[typo] More medium/long term Typo goals
Alastair Rankine
arsptr at internode.on.net
Tue Aug 1 08:13:37 EDT 2006
On 01/08/2006, at 7:07 PM, Piers Cawley wrote:
> * Finish working through the implications of the new state machine
> based content 'state'. Essentially, 'published?', 'spam?' and a few
This looks great, but I would like to see this reflected in the admin
interface. Particularly with spam - Wordpress' Akismet plugin does a
great job of not only filtering out the spam but holding it in limbo
in case of false positives. Typo does this but it's a bit
counterintuitive from an administration perspective - they're not
marked as presumed spam, merely unpublished. It took me a while to
realise that real comments were being published and that spam was
being held.
Also it seems that you (blog admin) need to go and remove unpublished
(ie spam) comments periodically. They seem to appear on the articles
otherwise. Or am I doing something wrong?

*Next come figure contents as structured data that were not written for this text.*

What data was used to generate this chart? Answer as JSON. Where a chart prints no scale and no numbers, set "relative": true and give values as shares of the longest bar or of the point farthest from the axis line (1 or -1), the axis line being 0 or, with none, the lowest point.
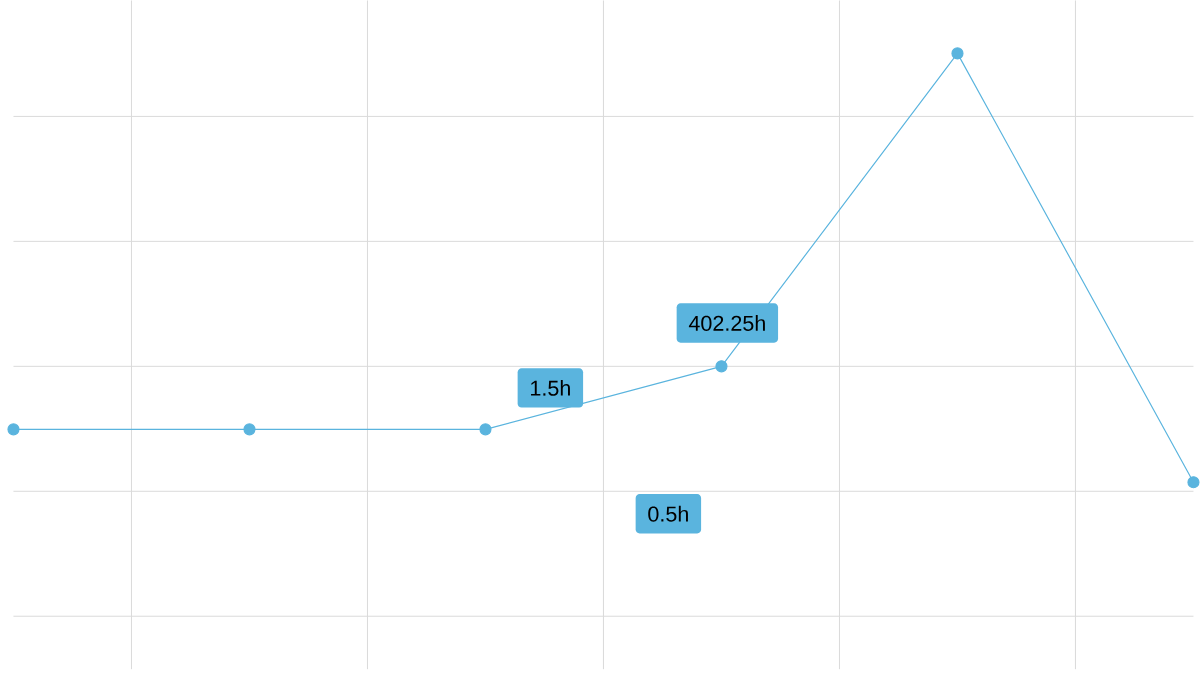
{
  "chart_data": {
    "type": "line",
    "relative": true,
    "marker": "circle",
    "grid": true,
    "categories": [
      null,
      null,
      null,
      null,
      null,
      null
    ],
    "series": [
      {
        "color": "#5ab4de",
        "values": [
          0.332,
          0.332,
          0.332,
          0.444,
          1,
          0.238
        ]
      }
    ],
    "annotations": [
      "1.5h",
      "402.25h",
      "0.5h"
    ]
  }
}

> * Investigate other blogging engines' plugin architectures. See if
> we're missing any capabilities and what we'd need to do to import
> any useful stuff into Typo.
As a recent wordpress convert, I have some experience with that
blogging engines' plugin architecture. And I have to say that while
it does encourage a large ecosystem of plugins, it also required a
lot of work in putting the extensibility points into the base. From
my experience, many plugins (still) require manual tweaking of themes
and/or the wordpress base to make work right.
Not all is well with the wordpress plugin architecture, is the lesson
to be learned from posts such as this one: http://
www.somethinkodd.com/oddthinking/2005/12/08/wordpress-and-text-encoding/
> Hmm... that'll probably do for now. Did I miss anything?
Some other suggestions:
* Ability to configure multi-column sidebars
* A wordpress-like "dashboard" of recent comments, incoming links,
stats (number of articles, comments, etc)

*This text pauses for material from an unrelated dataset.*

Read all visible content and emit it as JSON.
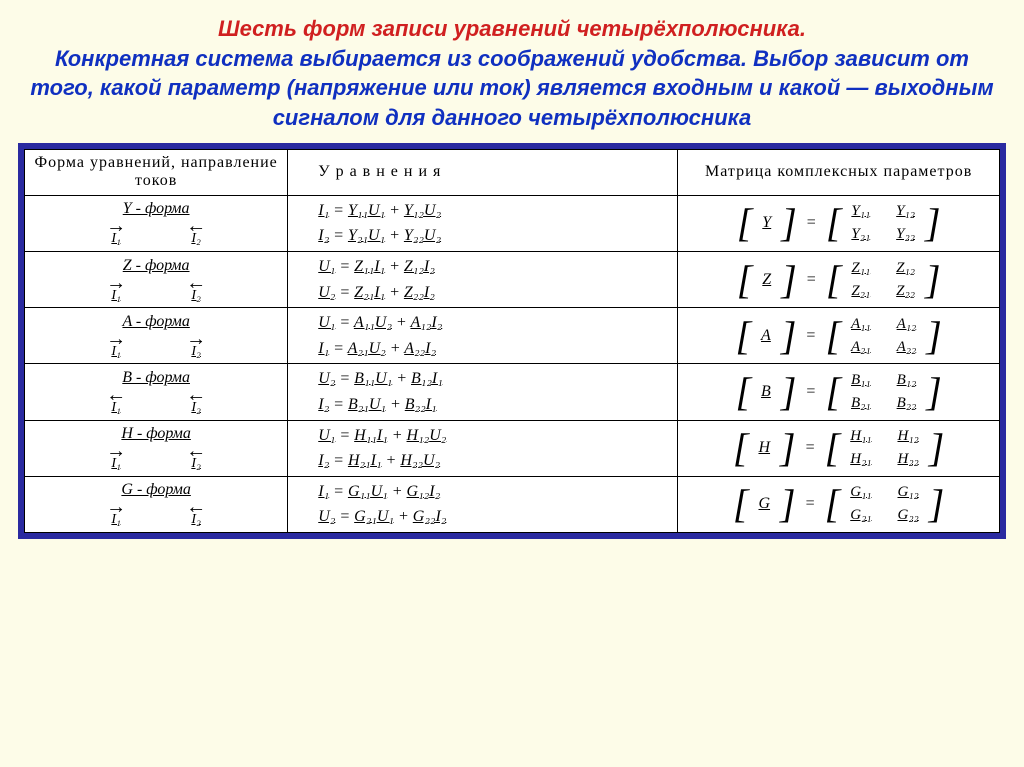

* Ability to specify a license on a per-page or per-article basis
(with a blog-wide default obviously) which would generate the right
HTML and RDF for easy inclusion in themes. I'm thinking specifically
of making it easy to add a creative commons license to a blog.
I for one am happy to see lots of action on Typo lately. And I hope
to be able to contribute something back. Part of the reason for
converting to Typo was to get up to speed on rails.